Several downsides: Recall accuracy past the first 64k tokens suffers badly; Cost is astronomical; Response latency is too high for most interactive use-cases.
I would point out the astounding leap in input context in just one year. Should we assume effectively-infinite (RAG-free) context in the near-future?
This is grossly untrue in a way that denotes surface-level familiarity on several fronts
You're referring to the needle-in-a-haystack retrieval problem.
Which the person you're replying to explicitly mentioned is the only benchmark providers are using, for good reason.
Consider the "translate Moby Dick to comedic zoomer" problem. This does not even come remotely close to working unless I do it in maximum chunks of 5,000 tokens.
Consider the API output limit of 4096 tokens, across all providers.
And no, you shouldn't assume effectively infinite (RAG free) context in the near future. This time last year, Anthropic was demonstrating 120,000 token context. It released 200K a few weeks ago. And runtime cost scales with N^2.
It’s pretty good at blending the text chunks though, up to a point. It’s like compression, after awhile of passing in chucks your continued summary is too generalized and you lose resolution.
Long Context is great and all, but it sucks that all of these LLM's have really poor output length. If I feed something an entire book and ask for a comprehensive summary then I'm expecting at least a full 3-page summary. I get that they try to force these things to be "concise" to save on compute, but good lord it's so annoying.

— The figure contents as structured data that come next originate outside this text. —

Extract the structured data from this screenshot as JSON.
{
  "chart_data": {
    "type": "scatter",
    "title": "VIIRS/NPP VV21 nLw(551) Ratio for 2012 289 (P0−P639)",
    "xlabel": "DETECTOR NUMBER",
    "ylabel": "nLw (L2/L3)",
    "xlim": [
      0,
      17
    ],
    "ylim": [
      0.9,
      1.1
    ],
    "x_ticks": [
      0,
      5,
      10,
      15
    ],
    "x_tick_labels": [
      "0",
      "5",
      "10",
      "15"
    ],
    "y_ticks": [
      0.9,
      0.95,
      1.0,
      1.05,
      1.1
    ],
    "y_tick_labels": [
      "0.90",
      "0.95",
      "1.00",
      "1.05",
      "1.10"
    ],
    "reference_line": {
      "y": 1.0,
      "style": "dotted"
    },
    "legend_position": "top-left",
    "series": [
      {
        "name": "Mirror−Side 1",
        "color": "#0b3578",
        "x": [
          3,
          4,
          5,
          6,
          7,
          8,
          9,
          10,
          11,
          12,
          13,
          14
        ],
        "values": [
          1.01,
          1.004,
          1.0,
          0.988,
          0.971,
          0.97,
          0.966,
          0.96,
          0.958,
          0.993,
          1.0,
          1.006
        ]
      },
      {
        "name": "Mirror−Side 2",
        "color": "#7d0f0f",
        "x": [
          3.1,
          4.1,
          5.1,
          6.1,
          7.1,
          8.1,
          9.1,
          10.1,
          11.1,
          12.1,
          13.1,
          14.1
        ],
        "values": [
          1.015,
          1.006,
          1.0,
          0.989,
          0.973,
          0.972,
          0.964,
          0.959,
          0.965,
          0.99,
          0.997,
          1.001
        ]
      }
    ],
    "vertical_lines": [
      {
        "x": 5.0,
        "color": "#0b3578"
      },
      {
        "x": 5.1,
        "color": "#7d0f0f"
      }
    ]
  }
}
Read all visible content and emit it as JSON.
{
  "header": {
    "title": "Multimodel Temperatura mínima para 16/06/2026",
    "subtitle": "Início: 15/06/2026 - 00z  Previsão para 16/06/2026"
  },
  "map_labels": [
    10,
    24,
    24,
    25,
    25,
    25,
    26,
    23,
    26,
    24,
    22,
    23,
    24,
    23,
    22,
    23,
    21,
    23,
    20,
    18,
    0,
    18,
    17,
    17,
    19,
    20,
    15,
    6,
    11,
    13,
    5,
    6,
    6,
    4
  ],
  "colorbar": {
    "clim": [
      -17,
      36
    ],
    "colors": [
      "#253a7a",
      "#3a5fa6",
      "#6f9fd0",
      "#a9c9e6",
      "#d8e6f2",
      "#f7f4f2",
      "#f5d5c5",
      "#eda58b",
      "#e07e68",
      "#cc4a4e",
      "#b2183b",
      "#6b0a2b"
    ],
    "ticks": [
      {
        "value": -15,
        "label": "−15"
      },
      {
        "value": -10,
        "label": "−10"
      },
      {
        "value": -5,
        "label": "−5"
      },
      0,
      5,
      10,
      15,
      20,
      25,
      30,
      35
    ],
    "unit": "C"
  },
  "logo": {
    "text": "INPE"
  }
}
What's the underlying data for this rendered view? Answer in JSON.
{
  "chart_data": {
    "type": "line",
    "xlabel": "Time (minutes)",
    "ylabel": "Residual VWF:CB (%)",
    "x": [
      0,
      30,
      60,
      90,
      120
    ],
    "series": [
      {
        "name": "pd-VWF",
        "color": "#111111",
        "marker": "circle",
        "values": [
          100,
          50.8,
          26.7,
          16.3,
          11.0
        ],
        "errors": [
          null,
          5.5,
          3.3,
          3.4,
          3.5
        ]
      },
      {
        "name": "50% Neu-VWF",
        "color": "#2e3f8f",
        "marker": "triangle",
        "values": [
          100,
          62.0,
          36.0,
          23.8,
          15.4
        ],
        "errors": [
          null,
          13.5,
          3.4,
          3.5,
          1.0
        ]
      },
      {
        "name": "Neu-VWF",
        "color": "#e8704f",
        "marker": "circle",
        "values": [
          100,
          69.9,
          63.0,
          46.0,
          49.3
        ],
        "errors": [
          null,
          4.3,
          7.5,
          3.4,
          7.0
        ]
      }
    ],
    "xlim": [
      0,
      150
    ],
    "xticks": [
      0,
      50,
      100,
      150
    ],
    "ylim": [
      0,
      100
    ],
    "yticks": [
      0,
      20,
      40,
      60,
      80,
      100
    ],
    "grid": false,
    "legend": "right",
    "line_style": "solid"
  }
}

Have you tried asking it for a specific concrete length, like a number of words? I was also frustrated with concise answers when asking for long ones, but I found that the outputs improved significantly if I asked for e.g. 4000 words specifically. Further than that, have it break it down into sections and write X words per section.
Yes, all the possible length extending custom instructions you can think of. I can get some reasonable length responses out of it, but I've never seen them go over 1 page worth, and multi-shot example prompts using multiple USER and GPT exchanges to define the format. Seems like GPT4 has a hard limit as to how much it will output when you click "continue", and Claude Opus never goes over a page either. Another user pointed out using the API, which I have done in the past, but it's been a long while, and I can't really justify the cost of using the advanced models via API for my general use.
Everyone's coalescing at a max of 4096 tokens/12 "pages" via API (page is 250 words, which is 1 8.5"x11" double spaced)
To your point, doesn't matter anyway, it's nigh impossible to get over 2K of output with every trick and bit of guidance you can think of (I got desperate when 16K/48 pages came out to "make it work", even completely deforming tricks like making it number each line and write a reminder on each line that it should write 1000 lines don't work)
I wouldn't say that, my latest big user story for making sure I'm handling huge inputs was "translate Moby dick to zoomer". Cant give any service chunks larger than ~5K tokens, over API, without it failing.
(Miserably, like, I'd be fine if it gave a paragraph back. But at least on this "map" task, there's a critical point where there's so much input that the reward function ends up imitating the input more instead of chatting)
This one should have you covered :-) one out of every eight layers is a traditional Transformer layer, which should ensure precision, at least over short distances.
I mean "short" in comparison to the unlimited, but lossy recall that the Mamba blocks provide. Transformers are limited to the context length, while Mamba can carry along state. While it can remember things from a lot farther back, it is limited and must thus eventually drop things and/or lose precision.